“Can I have it?” I ask.
“Now? Sure.” She walks the bottle over to me and doesn’t seem uneasy approaching me at all. “Want me to spray it in for you?”
I nod. I’m not sure why, but I’m oddly drawn to Ellie in this moment. I was not nice to her. And here she is. Why? She steps close to me and shields my eyes, holding her hand over my brow as I feel the spray against my scalp. It smells powerfully of pineapples. She massages the powder into my hair with the heat of her bare hands. I look at her even though her eyes are on my hair. They’re so dark, her eyes, the pupils barely discernible from the irises, and her skin is as copper and smooth as a penny. I’m sure she was a mare in another life—elegant, with panels of shiny hair and long legs. Powerful but choosing to be gentle. Even to me, who was wretched.
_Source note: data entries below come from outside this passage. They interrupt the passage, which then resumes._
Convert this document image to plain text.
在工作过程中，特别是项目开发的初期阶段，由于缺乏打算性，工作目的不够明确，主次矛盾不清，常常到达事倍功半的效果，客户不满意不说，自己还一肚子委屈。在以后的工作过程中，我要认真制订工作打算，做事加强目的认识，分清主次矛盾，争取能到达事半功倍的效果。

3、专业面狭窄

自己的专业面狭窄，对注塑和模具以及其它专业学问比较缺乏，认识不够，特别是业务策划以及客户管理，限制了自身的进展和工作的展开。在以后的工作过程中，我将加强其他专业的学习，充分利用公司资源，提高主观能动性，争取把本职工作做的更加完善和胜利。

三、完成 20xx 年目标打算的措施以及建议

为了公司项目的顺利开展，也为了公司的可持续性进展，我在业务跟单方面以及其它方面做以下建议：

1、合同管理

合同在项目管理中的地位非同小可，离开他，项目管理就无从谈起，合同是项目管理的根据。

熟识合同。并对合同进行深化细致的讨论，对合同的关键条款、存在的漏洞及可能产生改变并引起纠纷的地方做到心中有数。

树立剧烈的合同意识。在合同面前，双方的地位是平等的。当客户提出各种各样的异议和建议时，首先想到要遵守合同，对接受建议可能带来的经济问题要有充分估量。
I’m starting to think I’m a troll in this life.
But my hair does feel better. Less stuck to my scalp.
“Why are you doing this?” I stare at her dead-on. She’s wiping her hands with a paper towel. “I was a total bitch to you, and don’t act like I wasn’t. And somehow I get a gift basket?”
“Yeah, you get a gift basket,” Ellie says. “Because depression fucking sucks.”
I thought Ellie was what I call a Lovely. I don’t tend to like Lovelies because there’s a lot of posturing and holding back of real human emotion. So hearing Ellie say the f-word so casually feels completely out of place, like if Princess Kate booty-danced or flicked off the paparazzi with both hands.
“I don’t know much about bipolar disorder,” she continues, “but my brother stayed here a few years ago when his depression was at its worst. Well, not here. He had to stay in the actual psychiatry wing. But I figured I’d at least stop by and tell you the best vending machine is on the second floor near the emergency-exit stairs.”
“Your brother was here,” I repeat.
“Yeah. He’d probably stop by himself—tell you insider info—but he’s doing a study abroad this summer. I figured I’d be his proxy.”
“So . . . he’s better. He’s in college.”
“Yeah, he’s doing really well,” she says. “And now he wants to be a doctor to help other kids. He does all this stuff on campus for mental health education and visibility.”
“Did anything happen?” I ask, sitting up. “To trigger it for him?”
It’s not a polite question, but I don’t care. She considers my question, gnawing on her lip. “I don’t think so. He has a great life and a great family, but he started feeling . . . not even sad. He felt nothing. The doctors said it could be, you know, hormones, serotonin receptors, who knows?”
I press my eyes shut, trying not to cry. “Same for me. It’s like when the dentist numbs your mouth, and you can bite your lip or tongue without even realizing it. At first, it was almost funny, like—Ha-ha, look at this! I can’t feel anything. But then the sensation stayed gone, and I thought it might be forever, and I got desperate to feel anything.”
She nods. “Diego kept saying he felt like he should be able to control it. Like, he wanted to reason his way out of it. Because it’s your own mind, right? But of course it doesn’t work that way. Sometimes you just need medicine.”
Her words make me want to cry but only out of relief to have someone get me—without pity. Everyone else seems to feel so sorry for me, and also like they’re so glad that they’re not me. No one settles inside my shoes—inside my towering, beautiful shoes—and dances around, not even for a minute. No one else looks me right in the eyes and says it like the simple fact it is, depression fucking sucks.
Ellie takes a breath to keep talking, but then makes a little gasp. “Oh gosh, listen to me babbling. I’m so sorry. I didn’t mean to put words in your mouth, I—”
“No. Don’t be sorry. Everyone else comes in here trying to be so polite. My mom, even the nurses, they give me these ridiculous, flowery platitudes, like they’re reading straight off a sympathy card. But what I really need is to fucking scream because this feels like a war that I got thrown into, and I don’t know how I can be so tired and mad at the same time . . .”
My eyes fill, warm and brimming over. It’s an everything-finally-bursts cry. The kind that wrings out your spirit—a cleansing.
Ellie climbs onto the bed next to me, and I don’t stop her. This should feel awkward. I’m fairly certain Jonah Daniels will eventually love this girl in a way he doesn’t understand yet. But it feels like a strange kind of sisterhood—one that you find only when the masks are off and you realize that what’s behind yours doesn’t scare the other person. She offers one of the pillows to me. “Do it. Scream.”
Without hesitation, I press my face into the pillowcase and tear my own throat out.